Yesterday's laboratory covered starchy staples, not the most exciting topic, but more interesting than most students think at first.  Actually their interest level was pretty good.  Taro and cassava were new things for most of them; several expressed disbelief that they were purchased in a standard big grocery store where some of the shopped, but never noticed them before.  A surprising number had never encountered sweet potatoes as food before!  Unfortunately our glasshouse yam, while prolific, produces aerial tubers and like potatoes exposed to light, the chloroplasts in the cells beneath their corky skin develop and along with the greenish tissue comes toxic compounds with a bitter taste.  Real yams never show up in our markets although sweet potatoes are routinely so labeled.  The genetic diversity of potatoes in our markets is a relatively new thing, and most of them had never noticed blue potatoes before.  After examination of the items they were sliced thin and fried into "chips".  One young woman who was a bit reluctant to try new things asked, "How does the blue taste?"  "Amazing," a clever fellow replied, "best blue ever".  Blue has a flavor?  Oh well.  The examination of starch grains using polarized light microscopy was also something new for them and they got to add "birefringence" to their vocabulary.  On the whole this was quite successful because one of the primary purposes is to awaken students to things around them of which they were totally unaware.  And there are lots more awakenings to come!  (Image from Eat the Rainbow.)  

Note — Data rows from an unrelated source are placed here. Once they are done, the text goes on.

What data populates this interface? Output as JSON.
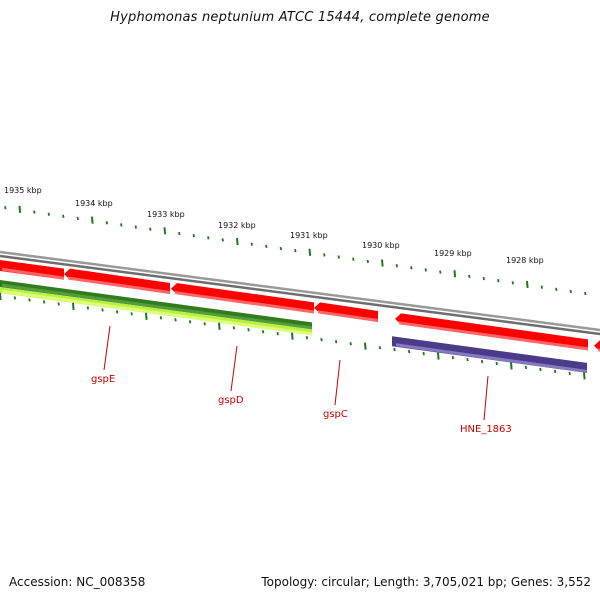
{
  "title": "Hyphomonas neptunium ATCC 15444, complete genome",
  "footer": {
    "accession": "Accession: NC_008358",
    "summary": "Topology: circular; Length: 3,705,021 bp; Genes: 3,552"
  },
  "colors": {
    "backbone": "#8a8a8a",
    "gene_red": "#ff0000",
    "gene_red_light": "#ff7070",
    "cds_dark_green": "#2f7d1f",
    "cds_light_green": "#b8f040",
    "misc_purple": "#4b3b8a",
    "misc_purple_light": "#8e80c8",
    "tick_green": "#1a7a1a",
    "label_red": "#cc0000"
  },
  "scale_labels": [
    {
      "text": "1935 kbp",
      "pos": 1935
    },
    {
      "text": "1934 kbp",
      "pos": 1934
    },
    {
      "text": "1933 kbp",
      "pos": 1933
    },
    {
      "text": "1932 kbp",
      "pos": 1932
    },
    {
      "text": "1931 kbp",
      "pos": 1931
    },
    {
      "text": "1930 kbp",
      "pos": 1930
    },
    {
      "text": "1929 kbp",
      "pos": 1929
    },
    {
      "text": "1928 kbp",
      "pos": 1928
    }
  ],
  "gene_labels": [
    "gspE",
    "gspD",
    "gspC",
    "HNE_1863"
  ]
}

Sounds like and goes together

Grocery stores are often a source of amusement especially with regard to mistaken labels most of which seem to occur because the people doing the labeling don't have any idea what they are labeling.  Today's example was pretty amusing as it sort of worked.  TPP cannot remember when he learned that plantains could be a starchy banana rather than a lawn weed.  At any rate, plantains are now common place so when looking them up in the store's scanner checkout database, the first try was under P.  Nope, so then you think it's under banana, but in looking through the choices there were "bananas - bulk", "bananas - red", "bananas - baby", and then there it was "bananas - plantation".  What?  Plantation?  Now of course banana plantation does make sense, but as it was priced by the pound rather than by the acre you could guess they meant plantain not plantation, but clearly somebody in their IT department had heard of the latter and not the former.  A helpful young clerk confirmed, "Those are plantation bananas, sir."  This may be how languages change when such a mutation sweeps through the population.   

Standardized zucchini

Us scientists often have problems with less than precise instructions and let's face it, recipes are often a prime source of loosey-goosey instructions.  So when a recipe asks for you to grate a medium-sized zucchini, just how much zucchini is that anyways?  Now TPP has often seen and occasionally raised zucchini the size of naval destroyers.  Now if that's a big zucchini, then how big is a medium?  No mass, no size measurements, no means of determining how much zucchini the recipe really calls for.  Medium?  This is quite annoying.  Now in my general judgment a zucchini  that is 9-10 inches long and probably about 2 inches in diameter at its thickest part is a medium-sized zucchini.  The navy calls to put in dibs on any that are larger.  Nobody should let zucchini get any bigger than 9-10 inches, but sometimes they can grow from 6-7 inches to 9-10 inches in a matter of 2 hours or less.  How a fruit so big can hide from view also remains an interesting question.  But it would help a great deal if recipe authors would attempt to quantify their amounts a bit more.  Is it too much to ask for some zucchini standardization out there?